There are 3 types of Negative Character Arcs:
- The Disillusionment Arc: Character Believes Lie then Overcomes Lies, but the New Truth is Tragic
- The Fall Arc: Character Believes Lie-Holds onto lie despite all – Rejects all forms of the truth- and believes even worse forms of the lie
- The Corruption Arc: Character sees the truth, rejects truth, and embraces the Lie
Depending on which negative arc you choose, you will want to craft each of your story points accordingly.
If you want more detail on how this would look at each point in the story read K.M. Weiland Blog here.
She also has two great books that I would highly recommend to help you outline and structure your novels. Very aptly named below:
Examples of Character Arcs
We’ve covered a lot about creating character arcs, but in an effort to take this concept from theory to practical examples, let’s take a look at 10 examples of great character arcs in Film.
- The Change Arc: Hero’s Journey – Kikuchiyo from Seven Samurai It is a pitting of pridefulness versus self-sacrifice, of noble dreams versus their difficult realities, all set against the backdrop of a peasant’s orphan past.
- The Change Arc: Moral Growth – Jules from Pulp Fiction Pulp Fiction does a wonderful job of walking us quietly through his revelation-by-parts on the way to becoming a righteous man.
- The Change Arc: Reluctant Hero – Rick Blaine from Casablanca A broken heart made him shun heroism, but it takes the same woman who broke his heart to soften it, and we get to watch gleefully as he reveals himself to be the hero he tried so hard not to.
- Let’s Go/Becomes Free – Bobby Dupea from Five Easy Pieces We’re not quite sure where he’s going. Or how specifically he’s changed. But he’s reached his breaking point and decided to leave it all behind. Whatever life he had before, he’s given it up now and is no longer the same person for it.
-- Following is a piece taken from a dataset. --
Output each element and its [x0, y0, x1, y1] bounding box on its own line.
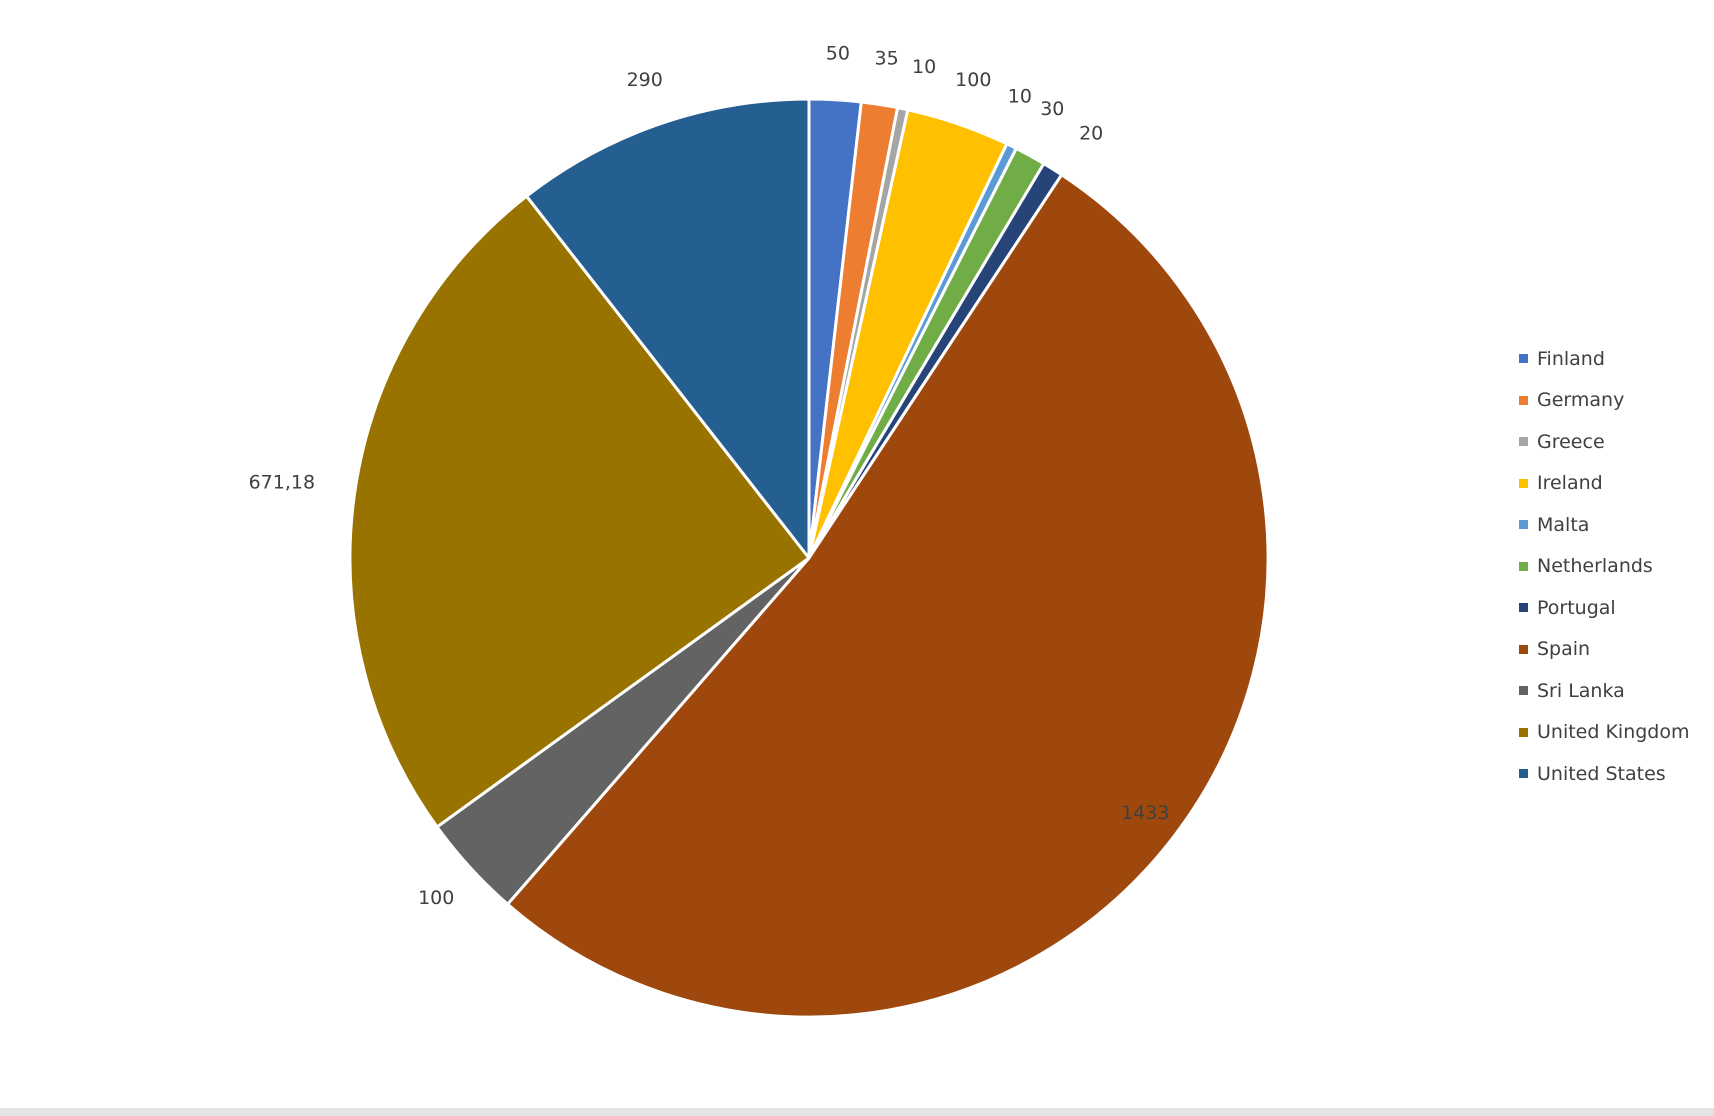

- Change Arc: Grow Together – The Entire Cast from Boyhood For all the emotional growth an actor can do on screen in a typical 3-month span, there’s nothing like actual time to really kick it up a notch.
- The Flat Arc: Failure to Change – Alex from A Clockwork Orange While the entire plot is focused on getting this violent criminal to change his ways, in the end, he ends up exactly where he started
- The Change Arc: Confronting Death – Dr. Isak Borg from Wild Strawberries It is the psychological journey of a man and his self-reckoning in his final act. Beginning in a place of guilt and resolving itself in some small amount of solace and acceptance.
- The Negative Arc/ Corruption Arc: Rise to Power – Michael Corleone from The Godfather From saintly war-hero to a family leader of quiet cruelty, it is the slow, seductive corruption of a moral man.
- The Negative Arc/The Fall Arc: Descent into Madness – Mabel from A Woman Under the Influence, In the beginning, Mabel is perhaps just a little strange but what follows is one of the most brilliantly acted unravellings in the history of cinema.
- The Negative Arc/Disillusionment Arc: Rise and Fall – Citizen Kane from Citizen Kane A monument to an American Icarus, flying too high and lending proof to Fitzgerald’s claim that “there are no second acts in American lives.”
Do All Stories Need to Feature Prominent Arcs?
Character arcs are important in every story, but their prominence in the story may depend on the genre you are writing in.
Some stories are more plot dependent and less character arc dependent. With that being said, if you can still consider your character’s arc when crafting your story outline, you will end up with more well-rounded and compelling characters.
It is true that some genres like mystery or action are more plot-driven, while certain genres are more character focused, an example of this would be Romance.
Remember that sometimes a character might not seem to change, but make sure you aren’t just witnessing a flat arc, if the story shows the steadfast character solidifying resolve of character in the face of opposition then that is still a type of character arc.
So the question should really be how central is character arc to your story.